WHAT PLAN?

Controversy dogs ODM’s plan to remove Malala

Coast leaders say they won't seize seat from Malala who is Senate deputy Minority leader

In Summary

• Sifuna told the Star the Senate Minority wing has lost confidence in Malala and has resolved to remove him. Was it revenue sharing or 'integrity issues'?

• On Wednesday, Malala appeared to blame Sifuna for the push to remove him from the House leadership.

Kakamega Senator Cleophas Malala, ODM secretary general Edwin Sifuna, Saboti MP Caleb Amisi and nominated MP Godfrey Osotsi during a press briefing on October 10, 2019.
REMOVAL: Kakamega Senator Cleophas Malala, ODM secretary general Edwin Sifuna, Saboti MP Caleb Amisi and nominated MP Godfrey Osotsi during a press briefing on October 10, 2019.
Image: DOUGLAS OKIDDY

Controversy and confusion have marred ODM’s apparent plan to remove Kakamega Senator Cleophas Malala of ANC as the Senate deputy Minority leader.

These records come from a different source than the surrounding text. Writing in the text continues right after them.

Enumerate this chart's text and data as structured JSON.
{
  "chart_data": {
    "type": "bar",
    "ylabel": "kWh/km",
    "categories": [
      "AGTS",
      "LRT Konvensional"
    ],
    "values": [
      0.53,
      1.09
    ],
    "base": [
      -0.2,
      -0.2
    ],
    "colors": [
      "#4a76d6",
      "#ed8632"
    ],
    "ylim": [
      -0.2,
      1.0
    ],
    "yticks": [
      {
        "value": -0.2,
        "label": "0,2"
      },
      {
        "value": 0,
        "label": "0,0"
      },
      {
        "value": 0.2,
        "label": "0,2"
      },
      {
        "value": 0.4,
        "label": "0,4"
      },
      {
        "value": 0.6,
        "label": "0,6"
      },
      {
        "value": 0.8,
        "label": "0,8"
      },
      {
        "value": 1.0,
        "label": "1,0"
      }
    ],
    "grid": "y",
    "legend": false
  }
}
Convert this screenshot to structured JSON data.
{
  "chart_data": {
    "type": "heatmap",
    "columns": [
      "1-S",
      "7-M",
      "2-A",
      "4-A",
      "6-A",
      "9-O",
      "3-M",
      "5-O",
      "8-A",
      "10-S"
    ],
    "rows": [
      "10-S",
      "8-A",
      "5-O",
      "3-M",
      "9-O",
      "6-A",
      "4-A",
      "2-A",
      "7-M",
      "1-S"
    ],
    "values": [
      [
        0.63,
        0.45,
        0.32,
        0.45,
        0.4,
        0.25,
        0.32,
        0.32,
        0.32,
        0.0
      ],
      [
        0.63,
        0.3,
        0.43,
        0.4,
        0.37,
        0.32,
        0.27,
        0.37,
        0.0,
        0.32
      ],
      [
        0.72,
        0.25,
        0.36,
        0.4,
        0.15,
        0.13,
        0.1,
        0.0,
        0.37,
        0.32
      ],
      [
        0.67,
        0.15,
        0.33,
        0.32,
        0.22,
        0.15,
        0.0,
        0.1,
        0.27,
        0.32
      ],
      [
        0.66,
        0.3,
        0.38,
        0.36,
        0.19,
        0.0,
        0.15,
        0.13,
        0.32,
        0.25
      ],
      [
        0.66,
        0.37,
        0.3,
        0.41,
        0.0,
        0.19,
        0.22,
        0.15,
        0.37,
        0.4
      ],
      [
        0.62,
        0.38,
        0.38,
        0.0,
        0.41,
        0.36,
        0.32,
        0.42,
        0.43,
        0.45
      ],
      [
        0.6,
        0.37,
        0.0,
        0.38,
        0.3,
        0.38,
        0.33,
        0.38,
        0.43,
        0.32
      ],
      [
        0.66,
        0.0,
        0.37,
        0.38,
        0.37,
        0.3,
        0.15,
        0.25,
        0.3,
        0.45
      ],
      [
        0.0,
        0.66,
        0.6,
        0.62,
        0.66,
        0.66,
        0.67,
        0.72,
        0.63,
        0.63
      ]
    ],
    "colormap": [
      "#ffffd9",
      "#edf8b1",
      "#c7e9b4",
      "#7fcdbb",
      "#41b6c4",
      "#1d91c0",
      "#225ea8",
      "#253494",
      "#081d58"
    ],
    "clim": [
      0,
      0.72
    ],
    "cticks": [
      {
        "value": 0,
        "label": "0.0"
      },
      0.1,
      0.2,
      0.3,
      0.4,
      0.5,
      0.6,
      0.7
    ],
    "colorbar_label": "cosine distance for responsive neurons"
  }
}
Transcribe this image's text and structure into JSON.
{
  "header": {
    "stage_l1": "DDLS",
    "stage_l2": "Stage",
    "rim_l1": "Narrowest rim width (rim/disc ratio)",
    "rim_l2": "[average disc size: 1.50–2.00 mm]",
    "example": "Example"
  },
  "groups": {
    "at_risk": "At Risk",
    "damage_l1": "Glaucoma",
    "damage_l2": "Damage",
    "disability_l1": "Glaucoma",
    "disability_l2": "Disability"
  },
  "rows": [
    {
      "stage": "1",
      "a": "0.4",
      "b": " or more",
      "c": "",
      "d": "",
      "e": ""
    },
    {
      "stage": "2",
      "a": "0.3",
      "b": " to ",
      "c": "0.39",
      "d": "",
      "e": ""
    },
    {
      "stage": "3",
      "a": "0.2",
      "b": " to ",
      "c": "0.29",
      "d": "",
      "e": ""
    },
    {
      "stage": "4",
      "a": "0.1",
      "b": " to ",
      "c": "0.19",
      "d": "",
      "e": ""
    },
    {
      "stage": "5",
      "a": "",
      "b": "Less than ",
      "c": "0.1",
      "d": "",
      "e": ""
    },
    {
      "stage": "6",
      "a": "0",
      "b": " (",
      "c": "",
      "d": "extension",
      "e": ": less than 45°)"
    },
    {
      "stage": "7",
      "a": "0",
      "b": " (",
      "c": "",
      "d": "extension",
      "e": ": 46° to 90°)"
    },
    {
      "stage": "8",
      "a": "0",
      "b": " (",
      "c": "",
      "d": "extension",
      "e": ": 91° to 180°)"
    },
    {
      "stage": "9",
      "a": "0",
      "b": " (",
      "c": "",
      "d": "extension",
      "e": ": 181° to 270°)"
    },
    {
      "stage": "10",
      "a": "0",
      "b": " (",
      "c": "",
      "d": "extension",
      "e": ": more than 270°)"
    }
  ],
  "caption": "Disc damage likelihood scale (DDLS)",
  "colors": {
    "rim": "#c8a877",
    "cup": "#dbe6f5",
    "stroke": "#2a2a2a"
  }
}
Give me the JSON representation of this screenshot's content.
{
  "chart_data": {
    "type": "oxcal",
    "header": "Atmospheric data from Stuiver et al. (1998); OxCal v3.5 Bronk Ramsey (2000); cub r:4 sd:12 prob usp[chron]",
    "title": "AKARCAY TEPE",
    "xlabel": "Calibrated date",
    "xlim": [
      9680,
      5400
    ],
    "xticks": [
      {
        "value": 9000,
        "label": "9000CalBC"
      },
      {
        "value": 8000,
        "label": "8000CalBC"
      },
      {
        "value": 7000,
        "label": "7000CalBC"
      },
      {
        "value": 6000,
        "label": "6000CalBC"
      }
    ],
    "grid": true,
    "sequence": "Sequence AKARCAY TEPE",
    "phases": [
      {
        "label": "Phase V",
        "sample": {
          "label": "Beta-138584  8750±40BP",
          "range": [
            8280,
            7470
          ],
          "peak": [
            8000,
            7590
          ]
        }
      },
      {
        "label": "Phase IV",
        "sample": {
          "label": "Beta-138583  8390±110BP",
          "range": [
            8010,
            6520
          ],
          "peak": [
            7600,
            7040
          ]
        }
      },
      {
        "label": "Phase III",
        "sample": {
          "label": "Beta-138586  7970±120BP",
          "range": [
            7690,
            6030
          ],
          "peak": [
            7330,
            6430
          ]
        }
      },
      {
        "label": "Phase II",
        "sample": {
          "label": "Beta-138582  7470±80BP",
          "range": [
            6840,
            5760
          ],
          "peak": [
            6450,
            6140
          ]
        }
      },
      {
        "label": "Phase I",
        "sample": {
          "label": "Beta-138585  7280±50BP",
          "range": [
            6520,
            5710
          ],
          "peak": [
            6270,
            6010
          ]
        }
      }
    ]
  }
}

While ODM secretary general Edwin Sifuna has insisted there are plans to replace the vocal senator with one from the Coast, leaders from that region have denied any plans to seize the seat from Malala.

At the same time, the Raila Odinga-led party’s national chairman John Mbadi has denied being aware of any plans to remove Malala from the plum post.

“I have no idea. We have not discussed it, I am not aware,” Mbadi said of removing Malala.

Senate Minority Chief Whip Mutula Kilonzo Jr said, “I am not aware of a Parliamentary Group meeting that has been called. I have not heard any senators declaring intention. So in I'm not aware."

Sifuna told the Star the Senate Minority wing has lost confidence in Malala and has resolved to remove him.

Sifuna said ODM, the largest party in the moribund Nasa coalition, has resolved to give the seat to the Coast.

“We met with Coast senators and we agreed we give them that seat. They will tell us whom they want to take it,” Sifuna said.

He said Malala can no longer be trusted to represent the interests of the minority party in the Senate. 

“To lead people, they must have confidence in you,” Malala told the Star on the phone.

Coast senators dismissed Sifuna’s assertions, however, saying their recent meeting with the ODM leader at his Capitol Hill office did not covers Malala’s removal.

“We have never discussed such a thing. I have never come up in any of our meetings with the party,” Taita Taveta Senator Johannes Mwaruma said.

The senator reiterated that as Coast leaders, they will seize the seat from Malala if the grounds for his purported removal is his stand on the controversial revenue sharing formula.

“That will be a betrayal of the highest order. We are the people who went to Malala to help us on the formula. How can we turn against him now? That is not possible,” Mwaruma said.

Mombasa Senator Mohammed Faki, who was part of the team that visited Raila at his Capitol Hill office last week, said, “I am not aware of such a plan.”

Malalah, a vocal ANC senator who once was a darling of ODM, recently had run-ins with the party over his stand on the controversial revenue sharing formula.

Malala was a member of ‘Team Kenya’ – the group vehemently opposing the controversial formula cutting Sh17 billion allocation to 18 counties.

Raila criticised him for opposing the formula despite his Kakamega county ‘gaining’ in millions of shillings in the proposed method.

At one time, Raila blasted him for what he termed questionable integrity and allegedly stage-managing his dramatic arrest by DCI officers at his Kitengela home.

Malala denied the claims and publicly wept during a Senate committee meeting with county security chiefs over Raila’s remarks that he stage-managed his own arrest.

On Thursday Malala appeared to blame Sifuna for the push to remove him .

“It is very bad for young leaders to fight each other. We are setting a very bad precedence. Sifuna is my brother so I don’t know why he has committed to fighting me. He is my brother and do not expect such from him,” he said.

“Raila is still my coalition leader. I still support the handshake and I don’t see any cause for alarm. If there are any changes that are supposed to be done in the Senate, they are supposed to be sanctioned by senators not outsiders,” he said.

However, Sifuna said the planned removal of the former MCA has nothing to do with his stand on revenue sharing but with integrity issues.

“There are people like Mutula Kilonzo, they were on the same team with Malala, but he conducted himself with integrity. You have not heard anybody saying we are going to remove Mutula as minority chief whip,” he said.

Sifuna added, “So the question that 'Ooh, somebody opposed the formula' is not there. It is a matter of confidence. For the specific reasons, you ask the members of the Minority leader in the Senate.”